Posted by: RayH on January 24, 2006 11:33 AM

As the others have said, you will never be asked for this type of information by your processor/bank/retailer. Unless you originated the email, the logon or the phone call, don't give out this information.

A great way to identify the scams will be via the salutation. Most scams say, "Dear Paypal Member". A real PayPal email will say, "Dear Robert Smith", etc.

Regardless, you should NEVER click the link in an email. ALWAYS log on to the site, from a new browser, and see if the request is legit. If not, report it to their security departments.

Posted by: The Other Mike S on January 24, 2006 11:40 AM

You ARE pulling our leg, aren't you???

Posted by: Omnibus Driver on January 24, 2006 12:22 PM

Sure it's real. Just type in your password, your PIN, and stop being a pussy! Why don't you trust PaPal? They're an internationally respected business!

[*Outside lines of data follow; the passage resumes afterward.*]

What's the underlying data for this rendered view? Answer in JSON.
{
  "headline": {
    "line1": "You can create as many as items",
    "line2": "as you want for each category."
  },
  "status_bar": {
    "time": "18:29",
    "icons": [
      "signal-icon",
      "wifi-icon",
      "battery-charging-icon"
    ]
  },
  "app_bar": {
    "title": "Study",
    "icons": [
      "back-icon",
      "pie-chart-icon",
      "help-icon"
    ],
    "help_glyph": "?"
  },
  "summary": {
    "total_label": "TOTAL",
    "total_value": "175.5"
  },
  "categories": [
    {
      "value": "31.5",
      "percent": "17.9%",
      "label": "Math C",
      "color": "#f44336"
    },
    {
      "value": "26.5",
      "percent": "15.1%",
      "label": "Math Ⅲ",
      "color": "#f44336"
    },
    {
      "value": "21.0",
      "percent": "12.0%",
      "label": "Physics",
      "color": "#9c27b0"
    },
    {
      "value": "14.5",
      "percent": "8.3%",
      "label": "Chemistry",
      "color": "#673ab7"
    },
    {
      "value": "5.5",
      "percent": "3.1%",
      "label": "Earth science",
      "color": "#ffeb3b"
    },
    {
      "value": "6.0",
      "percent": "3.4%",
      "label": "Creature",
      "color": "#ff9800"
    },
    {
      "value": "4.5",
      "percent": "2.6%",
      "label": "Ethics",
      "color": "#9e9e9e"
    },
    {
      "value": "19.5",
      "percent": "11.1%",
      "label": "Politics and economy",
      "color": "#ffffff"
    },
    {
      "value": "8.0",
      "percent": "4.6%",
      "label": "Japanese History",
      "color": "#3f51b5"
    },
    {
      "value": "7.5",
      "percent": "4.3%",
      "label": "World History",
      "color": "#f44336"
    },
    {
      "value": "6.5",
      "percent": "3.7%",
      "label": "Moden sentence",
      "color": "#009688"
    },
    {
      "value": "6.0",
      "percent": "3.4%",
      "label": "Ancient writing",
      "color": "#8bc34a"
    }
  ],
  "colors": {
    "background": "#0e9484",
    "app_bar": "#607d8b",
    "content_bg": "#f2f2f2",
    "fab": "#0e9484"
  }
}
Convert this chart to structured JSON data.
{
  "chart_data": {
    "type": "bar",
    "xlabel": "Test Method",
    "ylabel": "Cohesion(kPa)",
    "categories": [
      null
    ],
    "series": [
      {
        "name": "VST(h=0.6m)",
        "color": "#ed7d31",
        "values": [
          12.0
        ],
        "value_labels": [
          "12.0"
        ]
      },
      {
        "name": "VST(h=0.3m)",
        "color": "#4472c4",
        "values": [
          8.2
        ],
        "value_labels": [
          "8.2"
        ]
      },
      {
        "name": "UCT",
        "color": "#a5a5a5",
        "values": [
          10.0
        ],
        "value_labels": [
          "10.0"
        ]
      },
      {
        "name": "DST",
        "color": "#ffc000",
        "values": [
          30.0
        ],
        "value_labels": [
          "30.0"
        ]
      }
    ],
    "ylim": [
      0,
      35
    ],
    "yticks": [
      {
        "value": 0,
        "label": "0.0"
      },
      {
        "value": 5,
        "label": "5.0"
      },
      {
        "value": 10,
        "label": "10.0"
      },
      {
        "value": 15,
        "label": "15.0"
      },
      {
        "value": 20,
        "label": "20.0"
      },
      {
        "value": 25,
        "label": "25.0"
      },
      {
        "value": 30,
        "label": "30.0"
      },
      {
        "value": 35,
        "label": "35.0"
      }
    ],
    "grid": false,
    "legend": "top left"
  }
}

Posted by: Rube on January 24, 2006 01:26 PM

Rob, Forward the email to . You will get a message back from the legit Paypal explaining that this is someone "phishing" for confidential information. Paypal will then start their process to shut it down. They take this stuff seriously because it pisses off their customers and therefore effects their business.

Posted by: Dishonorable Schoolboy on January 24, 2006 02:20 PM

I have a paypal account too and they do not ask you that. It is not legitimate.

My other comment was cut off so I'll try again on your reader poll.

I like Tex-Mex. Your blog came highly recommended by someone who usually doesn't have good taste so I was pleasantly surprised. :)

Posted by: Texas Lady on January 24, 2006 02:35 PM

So it's OmniBus Driver and me against the world? ROFLMAO!!!!!!!!!

Posted by: Indigo on January 24, 2006 02:54 PM

Happy to be in good company, Indigo!

Posted by: Omnibus Driver on January 24, 2006 03:15 PM


Don't even open those e-mails.

And whatever you do, do NOT click on any of the links.

And ESPECIALLY, never, ever give them your ATM PIN - or any other data they ask for. PayPal is, unfortunately, the vehicle of choice for phishing scams. If you want to check on your PayPal data, don't respond to anything you get in an e-mail - just go directly to the PayPal website.

Posted by: Elisson on January 24, 2006 03:26 PM

But you knew that already, didn'tcha? Heh.

Posted by: Elisson on January 24, 2006 03:28 PM

MAJOR SCAM! They don't ask for anything of the sort at Pay Pal, eBay...anywhere legit!

Posted by: A Different Kim on January 24, 2006 04:17 PM

Your phoney paypal site forgot to change the date to 2006 at the bottom of the page...gee whiz.

Posted by: Maggie on January 24, 2006 05:34 PM

Hey Rob? I wouldn't delay too long in deleting that Paypal account. If I read your blog entry right, you clicked on the link in that email and entered your name and password, right? You just stopped short of giving them your ATM PIN, correct? That means that most likely they've got your Paypal account name and password and can use it to charge things to whatever credit card(s) are plugged into it. That can be bad shite, guy, if they can find someplace to take your cardnumber that will ship to an address other than your billing address.

Posted by: Kawboy on January 24, 2006 06:52 PM

Rob, get the free version of "Window Washer." It lets you look at your mail on your ISP's server. When you see dubious e-mail, Window Washer can "Bounce"
the suspect e-mail back to the sender, as if your e-mail account does not exist. Also it can delete unwanted e-mail on the server without you downloading the e-mail.
I use it all the time to bounce that junk mail back to the sender or an unfortunate user whose machine is a zombie.

Posted by: Bill on January 24, 2006 09:24 PM

WTF Rob?! You're not actually falling for this stuff are you? Please tell us you're pulling our leg.

Posted by: Desert Cat on January 24, 2006 10:18 PM

Never do anything with your Paypal account that is sent to you via email. If you need to change something on Paypal, log into their site yourself. Do not go to it from a link someone sends you. Even Paypal will tell you that. Be careful Mr. Acidman.

Posted by: Chrissy on January 25, 2006 08:34 AM

good lord. how many people are going to answer the same damn question? I think he gets the idea now.